The Same Drugs: Dr James Cantor — when politics trump science
After publishing a blog post titled, "When a TERF is not a TERF" in July, leading Canadian sex researcher Dr. James Cantor got into a heated exchange on the Society for the Scientific Study of Sexuality (SSSS) listserv. The post rather tepidly challenged the "always affirm" approach to kids who claim to be trans, suggesting there are valid questions to ask around the age at which a child may transition, and also pointed out that some of women's concerns about male access to women's spaces and sport might not qualify them as "transphobic." Because of this, he was accused of "violence," "harassment," and "hatred."

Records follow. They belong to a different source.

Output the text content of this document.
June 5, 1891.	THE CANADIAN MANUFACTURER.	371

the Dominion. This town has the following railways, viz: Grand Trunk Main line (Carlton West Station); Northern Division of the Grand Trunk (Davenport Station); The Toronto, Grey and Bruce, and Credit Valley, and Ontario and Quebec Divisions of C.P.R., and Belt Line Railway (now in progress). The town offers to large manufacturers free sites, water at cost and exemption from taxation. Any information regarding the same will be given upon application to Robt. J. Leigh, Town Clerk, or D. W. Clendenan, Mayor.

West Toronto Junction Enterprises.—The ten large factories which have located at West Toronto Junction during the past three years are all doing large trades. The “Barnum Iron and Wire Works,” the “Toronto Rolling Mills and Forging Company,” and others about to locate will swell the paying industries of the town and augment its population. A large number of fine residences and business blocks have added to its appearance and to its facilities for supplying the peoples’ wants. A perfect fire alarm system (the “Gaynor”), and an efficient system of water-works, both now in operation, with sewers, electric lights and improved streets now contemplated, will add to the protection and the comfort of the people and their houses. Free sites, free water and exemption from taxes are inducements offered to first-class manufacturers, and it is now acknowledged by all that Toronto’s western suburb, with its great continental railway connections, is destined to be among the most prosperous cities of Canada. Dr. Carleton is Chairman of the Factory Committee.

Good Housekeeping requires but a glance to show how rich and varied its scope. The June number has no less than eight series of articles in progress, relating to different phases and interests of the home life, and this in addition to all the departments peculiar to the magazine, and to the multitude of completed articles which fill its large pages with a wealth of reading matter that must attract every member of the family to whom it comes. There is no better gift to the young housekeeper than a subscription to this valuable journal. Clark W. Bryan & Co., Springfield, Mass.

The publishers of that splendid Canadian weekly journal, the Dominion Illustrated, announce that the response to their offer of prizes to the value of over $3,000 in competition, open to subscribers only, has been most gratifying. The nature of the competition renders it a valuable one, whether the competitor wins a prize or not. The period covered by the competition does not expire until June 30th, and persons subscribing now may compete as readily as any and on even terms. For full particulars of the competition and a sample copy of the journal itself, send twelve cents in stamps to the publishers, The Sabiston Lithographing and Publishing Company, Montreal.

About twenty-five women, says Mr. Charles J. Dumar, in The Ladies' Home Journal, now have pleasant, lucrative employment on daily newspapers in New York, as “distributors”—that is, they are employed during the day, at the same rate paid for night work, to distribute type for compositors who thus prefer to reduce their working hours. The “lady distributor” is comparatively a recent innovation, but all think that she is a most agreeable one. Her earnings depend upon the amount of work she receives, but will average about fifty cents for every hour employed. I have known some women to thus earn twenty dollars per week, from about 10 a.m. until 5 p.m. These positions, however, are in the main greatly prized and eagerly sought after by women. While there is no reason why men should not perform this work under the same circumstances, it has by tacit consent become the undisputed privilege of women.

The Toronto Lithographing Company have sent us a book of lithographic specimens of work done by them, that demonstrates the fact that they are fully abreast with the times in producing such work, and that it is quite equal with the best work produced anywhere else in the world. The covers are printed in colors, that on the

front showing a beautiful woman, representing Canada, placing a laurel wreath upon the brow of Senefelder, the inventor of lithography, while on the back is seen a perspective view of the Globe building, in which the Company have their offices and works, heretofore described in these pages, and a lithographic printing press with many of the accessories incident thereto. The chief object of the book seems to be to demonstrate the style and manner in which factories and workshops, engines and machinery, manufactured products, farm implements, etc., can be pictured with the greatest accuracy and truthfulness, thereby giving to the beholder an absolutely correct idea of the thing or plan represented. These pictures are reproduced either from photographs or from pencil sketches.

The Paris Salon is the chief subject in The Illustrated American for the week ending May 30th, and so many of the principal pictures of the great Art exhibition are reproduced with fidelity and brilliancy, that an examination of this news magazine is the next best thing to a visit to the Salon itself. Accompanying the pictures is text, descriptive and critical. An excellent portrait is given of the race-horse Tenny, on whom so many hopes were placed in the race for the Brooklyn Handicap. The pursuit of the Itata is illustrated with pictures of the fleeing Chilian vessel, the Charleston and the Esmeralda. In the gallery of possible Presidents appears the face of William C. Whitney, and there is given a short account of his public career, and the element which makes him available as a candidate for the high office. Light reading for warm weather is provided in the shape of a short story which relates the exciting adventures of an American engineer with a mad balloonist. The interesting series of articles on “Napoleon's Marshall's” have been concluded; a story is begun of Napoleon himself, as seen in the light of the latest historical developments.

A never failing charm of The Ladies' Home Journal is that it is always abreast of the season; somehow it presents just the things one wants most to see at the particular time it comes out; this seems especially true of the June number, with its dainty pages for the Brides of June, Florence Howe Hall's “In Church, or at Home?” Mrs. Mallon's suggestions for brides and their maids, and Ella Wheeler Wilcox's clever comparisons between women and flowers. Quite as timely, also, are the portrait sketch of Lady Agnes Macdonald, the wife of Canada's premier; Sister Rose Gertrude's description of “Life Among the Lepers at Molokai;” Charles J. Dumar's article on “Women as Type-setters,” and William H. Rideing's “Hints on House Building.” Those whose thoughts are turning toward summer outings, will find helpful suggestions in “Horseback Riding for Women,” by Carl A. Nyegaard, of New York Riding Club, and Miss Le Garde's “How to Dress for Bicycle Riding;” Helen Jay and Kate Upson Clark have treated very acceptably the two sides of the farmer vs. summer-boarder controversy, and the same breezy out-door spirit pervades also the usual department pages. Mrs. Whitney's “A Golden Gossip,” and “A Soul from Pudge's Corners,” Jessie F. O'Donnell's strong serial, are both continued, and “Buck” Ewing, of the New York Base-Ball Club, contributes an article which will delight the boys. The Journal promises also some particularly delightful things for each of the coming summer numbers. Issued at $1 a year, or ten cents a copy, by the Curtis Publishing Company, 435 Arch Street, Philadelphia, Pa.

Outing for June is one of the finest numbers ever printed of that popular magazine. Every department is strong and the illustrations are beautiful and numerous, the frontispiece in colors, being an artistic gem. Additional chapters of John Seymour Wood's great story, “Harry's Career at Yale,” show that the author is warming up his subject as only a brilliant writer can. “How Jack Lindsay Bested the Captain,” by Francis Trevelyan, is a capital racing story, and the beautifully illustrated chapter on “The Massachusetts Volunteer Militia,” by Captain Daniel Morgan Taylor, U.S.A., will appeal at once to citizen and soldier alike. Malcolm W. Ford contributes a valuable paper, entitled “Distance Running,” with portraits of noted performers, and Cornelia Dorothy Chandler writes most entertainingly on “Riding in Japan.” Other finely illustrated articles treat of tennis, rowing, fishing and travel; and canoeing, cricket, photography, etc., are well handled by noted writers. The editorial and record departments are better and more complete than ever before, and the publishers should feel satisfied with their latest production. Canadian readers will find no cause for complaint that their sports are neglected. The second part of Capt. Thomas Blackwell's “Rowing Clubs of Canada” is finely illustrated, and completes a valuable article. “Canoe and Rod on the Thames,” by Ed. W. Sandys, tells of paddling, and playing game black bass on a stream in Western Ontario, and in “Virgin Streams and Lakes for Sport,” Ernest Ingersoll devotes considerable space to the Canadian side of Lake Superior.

James was removed from the listserv as a result, leading him to quit the SSSS entirely, publishing a letter of resignation on August 10, saying:
"In the present culture war between science and popular appeal, the SSSS Board of Directors selected the latter. This is not the first time the SSSS Board abused their authority to silence science opposing their personal political views, and no valid organization can be in the name of science in name only. I am grateful to the other sexuality scientists who have resigned in sympathy, both publicly and privately."
James does not take a position on gender identity at all, but nonetheless was pilloried for even suggesting questions about the practices connected to transgenderism might be worth asking. While there is much James and I may disagree on, the push to politicize science is troubling, and the silencing of debate and critical thought around these issues is troubling.